Tuesday, February 24, 2009
I'm sitting at my computer. I'm cold (the computer is in the basement), tired, bored, it's very snowy and cold outside, and my boyfriend is still at work so I have no one to bug. I find it odd that my first thought is "I should go to the gym". So that is what I am doing. It has been awhile since I've gone. I opted out of using the gym at our resort and instead took many, many long walk along the beach in the shoreline. Which is exercise enough when the water rushing in tries to knock you over constantly :)
Friday, February 06, 2009
At this moment I feel anxious, and my stomach is knotting up. I have no idea why. Overall I do not feel less of a zombie today than I did when I last posted. But all of a sudden I feel anxious. My best theory is that I have so much on my mind and so many things that I need to accomplish that, even though on the outside I feel in control and on track, a little part of me deep down inside is freaking out. Not only about the menial things I need to accomplish, but about me. My life decisions. Lately I've been greatly reconsidering my life. Where am I going, what am I doing, what do I want to do, where do I want to be, why can't I figure any of this out, did I make the right decision, can I change things, why am I so afraid..... and so on and so on.
Besides my inward freaking out and constant questioning, this weekend should be enjoyable. I've finally started going back to the gym and I am overjoyed. I actually love going to the gym. I thought it would take awhile for me to fall back into it, but after one session with the fitness instructor (I get three sessions at the start of the membership) I really just want to ditch her and dive right in. Almost two years ago I stopped going to the gym, started a desk job, and started dating a wonderful man who feeds me well. All this happened pretty much the same time and I am not afraid to admit that I have gained 30 pounds since the summer of 2007. So I am now pretty much the same if not heavier than I was in high school. I definitely do carry it better though than in high school, and manage to still look damn sexy doing so ;)
Alas, it is time to fit back into my little dresses and my skirts, how I miss them so. So tonight I have session 2 with the instructor and tomorrow morning when my man leaves for work I will go in for a solo session before I begin my ritual Saturday cleaning. On Sunday hopefully we can head over to Nellie's (no kitchen still so might as well go out :D ), then a long walk as the weather will be nice, and the Health Fair will be stuck into those plans at some point this weekend. Should be a very full and yet relaxed weekend :)
Tuesday, February 03, 2009
I hate voicemail!!! Well, I like it but I usually sound like a babbling idiot when I leave a message.

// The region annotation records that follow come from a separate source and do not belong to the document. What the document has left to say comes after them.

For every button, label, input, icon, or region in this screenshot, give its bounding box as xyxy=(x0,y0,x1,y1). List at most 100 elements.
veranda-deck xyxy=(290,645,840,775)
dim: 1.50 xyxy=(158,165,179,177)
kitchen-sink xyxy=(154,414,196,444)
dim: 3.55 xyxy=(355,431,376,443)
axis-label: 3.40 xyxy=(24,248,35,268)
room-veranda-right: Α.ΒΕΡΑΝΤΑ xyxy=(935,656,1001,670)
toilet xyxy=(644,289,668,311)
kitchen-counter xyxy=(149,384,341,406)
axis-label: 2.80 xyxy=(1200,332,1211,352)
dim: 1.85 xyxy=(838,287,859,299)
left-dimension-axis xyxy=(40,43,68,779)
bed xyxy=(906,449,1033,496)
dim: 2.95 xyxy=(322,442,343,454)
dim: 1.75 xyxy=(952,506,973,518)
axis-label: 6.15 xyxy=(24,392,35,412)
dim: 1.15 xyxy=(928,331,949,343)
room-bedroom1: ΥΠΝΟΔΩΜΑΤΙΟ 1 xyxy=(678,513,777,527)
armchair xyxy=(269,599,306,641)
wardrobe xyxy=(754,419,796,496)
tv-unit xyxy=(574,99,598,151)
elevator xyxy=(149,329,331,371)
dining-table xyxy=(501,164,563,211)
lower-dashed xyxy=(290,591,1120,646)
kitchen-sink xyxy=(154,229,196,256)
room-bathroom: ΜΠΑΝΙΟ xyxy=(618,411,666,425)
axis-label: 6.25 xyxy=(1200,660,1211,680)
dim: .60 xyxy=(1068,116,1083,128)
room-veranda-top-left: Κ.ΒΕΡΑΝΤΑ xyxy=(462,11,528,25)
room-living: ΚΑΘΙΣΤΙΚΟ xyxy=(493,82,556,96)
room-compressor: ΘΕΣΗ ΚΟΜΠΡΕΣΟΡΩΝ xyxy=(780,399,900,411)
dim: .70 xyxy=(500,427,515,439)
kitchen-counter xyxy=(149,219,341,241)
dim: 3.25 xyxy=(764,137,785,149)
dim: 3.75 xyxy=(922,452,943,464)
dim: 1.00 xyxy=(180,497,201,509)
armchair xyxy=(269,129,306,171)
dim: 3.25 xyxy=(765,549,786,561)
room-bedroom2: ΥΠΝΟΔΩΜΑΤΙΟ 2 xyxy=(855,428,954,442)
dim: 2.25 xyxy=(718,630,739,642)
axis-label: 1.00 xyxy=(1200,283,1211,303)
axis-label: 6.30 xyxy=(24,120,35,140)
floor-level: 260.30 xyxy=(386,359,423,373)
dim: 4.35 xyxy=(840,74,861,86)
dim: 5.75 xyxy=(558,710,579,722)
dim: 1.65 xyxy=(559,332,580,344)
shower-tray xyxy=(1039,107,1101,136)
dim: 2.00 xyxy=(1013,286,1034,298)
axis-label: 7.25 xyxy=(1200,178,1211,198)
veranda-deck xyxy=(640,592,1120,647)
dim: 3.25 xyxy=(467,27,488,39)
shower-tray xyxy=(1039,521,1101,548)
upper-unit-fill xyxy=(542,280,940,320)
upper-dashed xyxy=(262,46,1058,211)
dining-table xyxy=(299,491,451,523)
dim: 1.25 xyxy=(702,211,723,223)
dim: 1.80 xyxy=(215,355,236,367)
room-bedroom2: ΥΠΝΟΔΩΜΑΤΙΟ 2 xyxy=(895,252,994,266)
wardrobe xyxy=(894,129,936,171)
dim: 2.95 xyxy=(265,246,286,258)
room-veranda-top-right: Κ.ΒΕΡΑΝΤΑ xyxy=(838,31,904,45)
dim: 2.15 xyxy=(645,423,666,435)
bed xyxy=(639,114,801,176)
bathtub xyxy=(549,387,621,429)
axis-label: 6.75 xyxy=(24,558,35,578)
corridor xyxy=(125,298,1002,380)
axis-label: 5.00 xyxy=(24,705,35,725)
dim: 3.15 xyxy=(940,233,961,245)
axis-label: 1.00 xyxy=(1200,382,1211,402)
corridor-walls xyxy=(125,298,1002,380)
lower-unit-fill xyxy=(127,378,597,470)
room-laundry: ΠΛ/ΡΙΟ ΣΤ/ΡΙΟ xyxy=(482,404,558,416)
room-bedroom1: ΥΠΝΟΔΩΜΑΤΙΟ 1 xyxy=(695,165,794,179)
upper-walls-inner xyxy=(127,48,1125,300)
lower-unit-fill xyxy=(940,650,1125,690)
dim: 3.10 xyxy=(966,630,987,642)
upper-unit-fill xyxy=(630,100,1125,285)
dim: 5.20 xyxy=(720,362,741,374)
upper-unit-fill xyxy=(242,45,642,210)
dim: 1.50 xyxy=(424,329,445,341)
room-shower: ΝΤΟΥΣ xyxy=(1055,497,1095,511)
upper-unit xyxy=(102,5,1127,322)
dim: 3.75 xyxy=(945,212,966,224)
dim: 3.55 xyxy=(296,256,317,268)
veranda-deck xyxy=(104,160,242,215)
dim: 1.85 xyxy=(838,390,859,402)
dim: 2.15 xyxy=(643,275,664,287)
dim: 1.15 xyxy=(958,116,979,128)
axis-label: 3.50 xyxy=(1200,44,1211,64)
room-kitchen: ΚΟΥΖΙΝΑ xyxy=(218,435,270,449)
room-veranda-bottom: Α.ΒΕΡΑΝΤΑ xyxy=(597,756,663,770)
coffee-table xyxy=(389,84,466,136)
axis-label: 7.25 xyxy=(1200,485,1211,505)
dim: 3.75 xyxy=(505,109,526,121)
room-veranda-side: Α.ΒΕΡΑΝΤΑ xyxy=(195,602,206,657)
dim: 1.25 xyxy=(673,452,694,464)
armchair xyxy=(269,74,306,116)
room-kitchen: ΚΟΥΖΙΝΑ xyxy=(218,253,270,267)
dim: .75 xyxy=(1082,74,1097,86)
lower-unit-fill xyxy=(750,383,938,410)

Today I do not feel so great. I'm feeling very light headed, tired, and completely out of it. Makes working fun :) Frankly I feel like a zombie, which is the reason I have "Living Dead Girl" stuck in my head. My mind may not be functioning at the moment, but at least it picked a good song.
I made pizza last night and managed not to burn it on the BBQ (go me!). It was a great supper and will also make a good lunch.
As well I got rooked into finally getting back to a gym last night. It's a women's gym with a pretty good layout. And the advanced/free weights area seems very unused which is perfect for me. It was a good deal but I do feel bad since I wanted to join a gym with my boyfriend. But I am tired of waiting for him to decide (one week it's yes, the next it's no, then yes, then no.....). So I figured, most of this membership is going to be written off by work anyways, so I can get us the x30 passes for the community center as well and we can go together when he does finally have time.
Right, now I'm hungry. Time to warm up the pizza :)
Afterthought: Where did January go? Really, this year is just flying by.